Mas Então Ela é Escrava? Projections of Brazilian History and Fiction in the Soap Opera Escrava Isaura, 1976

Friday, January 2, 2015: 2:00 PM
Mercury Rotunda (New York Hilton)
Paula Halperin, Purchase College (State University of New York)
This paper analyzes the telenovela Escrava Isaura, aired in Brazil from October 11 1976 to February 5 1977. This production enjoyed both particular attention from the media and a vast national audience, at a time when TV had become a significant and influential medium during the Brazilian dictatorship. Based on Bernardo Guimarães's homonymous novel written a century before (1875), the soap opera narrates the unfortunate life of a white female slave (the daughter of a Portuguese man and a freed black woman) and her misadventures to gain freedom and conquer love.  Even if slavery had been recently represented in some film features, particularly the successful comedy Xica da Silva (Carlos Diegues, 1976), the narrative and aesthetics proposed by Escrava Isaura unfolded a much more complex relationship between history and fiction, slavery and contemporary race relations than those displayed by any of its predecessors.

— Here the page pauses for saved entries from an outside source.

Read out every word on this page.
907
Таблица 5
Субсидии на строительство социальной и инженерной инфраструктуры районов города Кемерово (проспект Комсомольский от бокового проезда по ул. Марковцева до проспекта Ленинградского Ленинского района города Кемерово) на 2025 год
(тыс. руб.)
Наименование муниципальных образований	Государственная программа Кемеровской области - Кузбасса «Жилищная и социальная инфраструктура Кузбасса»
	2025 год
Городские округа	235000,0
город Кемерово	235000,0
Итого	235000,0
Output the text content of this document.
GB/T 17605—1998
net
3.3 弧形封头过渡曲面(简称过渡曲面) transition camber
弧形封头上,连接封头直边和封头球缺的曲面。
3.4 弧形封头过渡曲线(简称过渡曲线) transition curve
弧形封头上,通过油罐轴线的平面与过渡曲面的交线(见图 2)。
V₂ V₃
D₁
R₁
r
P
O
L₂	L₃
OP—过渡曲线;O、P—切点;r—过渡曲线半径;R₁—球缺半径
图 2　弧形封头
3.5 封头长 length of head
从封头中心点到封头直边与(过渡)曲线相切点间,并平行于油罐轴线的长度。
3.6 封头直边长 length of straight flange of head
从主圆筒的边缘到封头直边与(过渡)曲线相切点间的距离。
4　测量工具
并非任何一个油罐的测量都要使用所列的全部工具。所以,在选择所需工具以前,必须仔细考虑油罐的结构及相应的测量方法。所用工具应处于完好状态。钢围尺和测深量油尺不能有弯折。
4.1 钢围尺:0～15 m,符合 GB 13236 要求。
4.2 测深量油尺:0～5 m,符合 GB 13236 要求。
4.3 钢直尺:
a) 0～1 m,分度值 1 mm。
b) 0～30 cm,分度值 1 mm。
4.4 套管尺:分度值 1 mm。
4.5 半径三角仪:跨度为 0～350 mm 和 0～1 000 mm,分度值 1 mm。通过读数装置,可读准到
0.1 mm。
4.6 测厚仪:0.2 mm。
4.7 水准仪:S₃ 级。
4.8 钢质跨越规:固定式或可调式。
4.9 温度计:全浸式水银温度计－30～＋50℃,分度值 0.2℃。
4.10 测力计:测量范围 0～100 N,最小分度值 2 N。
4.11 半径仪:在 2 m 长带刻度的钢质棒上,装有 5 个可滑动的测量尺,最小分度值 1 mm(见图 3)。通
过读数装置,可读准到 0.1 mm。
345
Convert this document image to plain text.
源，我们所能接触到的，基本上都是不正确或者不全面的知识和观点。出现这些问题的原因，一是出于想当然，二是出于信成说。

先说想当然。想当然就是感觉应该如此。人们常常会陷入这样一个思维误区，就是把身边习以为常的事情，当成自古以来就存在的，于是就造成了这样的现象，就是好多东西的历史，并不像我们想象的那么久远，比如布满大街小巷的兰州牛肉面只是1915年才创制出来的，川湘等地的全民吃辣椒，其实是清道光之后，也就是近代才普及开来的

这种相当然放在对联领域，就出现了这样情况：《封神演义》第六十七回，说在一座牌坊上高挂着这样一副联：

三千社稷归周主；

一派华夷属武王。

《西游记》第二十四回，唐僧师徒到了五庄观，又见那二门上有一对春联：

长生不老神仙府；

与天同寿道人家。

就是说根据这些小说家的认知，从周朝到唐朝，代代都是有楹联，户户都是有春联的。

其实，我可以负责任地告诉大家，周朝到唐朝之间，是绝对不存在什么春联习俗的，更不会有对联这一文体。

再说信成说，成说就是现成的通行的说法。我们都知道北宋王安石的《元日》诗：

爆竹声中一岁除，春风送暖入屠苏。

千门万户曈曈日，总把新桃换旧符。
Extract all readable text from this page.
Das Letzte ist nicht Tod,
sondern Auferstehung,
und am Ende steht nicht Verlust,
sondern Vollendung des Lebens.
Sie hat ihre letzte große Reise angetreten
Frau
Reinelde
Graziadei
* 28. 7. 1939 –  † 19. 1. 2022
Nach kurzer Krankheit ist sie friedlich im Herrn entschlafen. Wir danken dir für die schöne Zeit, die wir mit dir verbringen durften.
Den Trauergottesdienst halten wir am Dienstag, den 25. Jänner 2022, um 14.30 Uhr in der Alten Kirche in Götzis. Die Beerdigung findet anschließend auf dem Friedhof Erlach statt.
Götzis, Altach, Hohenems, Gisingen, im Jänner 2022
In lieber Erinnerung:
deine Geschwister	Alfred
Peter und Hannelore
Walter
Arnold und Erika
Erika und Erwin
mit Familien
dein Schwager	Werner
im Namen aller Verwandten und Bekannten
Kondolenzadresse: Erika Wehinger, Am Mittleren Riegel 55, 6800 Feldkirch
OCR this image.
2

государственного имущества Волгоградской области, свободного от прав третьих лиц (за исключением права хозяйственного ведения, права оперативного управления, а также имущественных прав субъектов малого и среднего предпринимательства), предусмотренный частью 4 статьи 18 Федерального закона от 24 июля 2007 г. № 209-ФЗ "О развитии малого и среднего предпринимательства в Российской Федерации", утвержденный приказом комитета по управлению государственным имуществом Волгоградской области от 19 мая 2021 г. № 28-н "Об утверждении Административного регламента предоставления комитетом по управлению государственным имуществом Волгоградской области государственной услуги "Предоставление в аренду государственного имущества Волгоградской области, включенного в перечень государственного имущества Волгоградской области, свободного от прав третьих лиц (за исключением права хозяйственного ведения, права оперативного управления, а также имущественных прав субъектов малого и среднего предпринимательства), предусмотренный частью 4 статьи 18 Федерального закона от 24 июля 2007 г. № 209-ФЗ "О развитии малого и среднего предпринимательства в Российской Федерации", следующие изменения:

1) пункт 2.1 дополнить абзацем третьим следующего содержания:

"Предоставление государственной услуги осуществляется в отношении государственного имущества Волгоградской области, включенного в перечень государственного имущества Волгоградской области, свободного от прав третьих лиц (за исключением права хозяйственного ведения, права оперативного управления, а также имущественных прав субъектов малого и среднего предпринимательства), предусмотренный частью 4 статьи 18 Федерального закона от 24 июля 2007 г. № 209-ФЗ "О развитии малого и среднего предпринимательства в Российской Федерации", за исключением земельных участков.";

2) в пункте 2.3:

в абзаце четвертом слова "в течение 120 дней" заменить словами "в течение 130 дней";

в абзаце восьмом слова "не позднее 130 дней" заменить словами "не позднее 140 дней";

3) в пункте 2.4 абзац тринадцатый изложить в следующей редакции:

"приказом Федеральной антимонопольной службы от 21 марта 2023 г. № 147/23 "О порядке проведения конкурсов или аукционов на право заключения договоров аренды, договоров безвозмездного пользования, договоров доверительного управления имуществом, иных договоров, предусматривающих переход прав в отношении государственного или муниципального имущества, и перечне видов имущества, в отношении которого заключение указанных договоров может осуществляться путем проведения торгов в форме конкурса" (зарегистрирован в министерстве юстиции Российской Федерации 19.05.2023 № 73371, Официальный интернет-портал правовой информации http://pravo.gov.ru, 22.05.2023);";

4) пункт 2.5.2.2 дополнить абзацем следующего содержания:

Isaura was white in the telenovela (mixed race in the novel), changing the terms of debates around slavery's legitimacy, female sexuality, and contemporary race relations in Brazil. Escrava Isaura confronted the widely circulating ideas of Brazil as the offspring of a white master and a black slave. Escrava Isaura’s narrative of Brazilian slavery reveals how a cultural artifact fictionalized the past to effectively launch a conversation about contemporary race relations, female sexuality, and national spirit.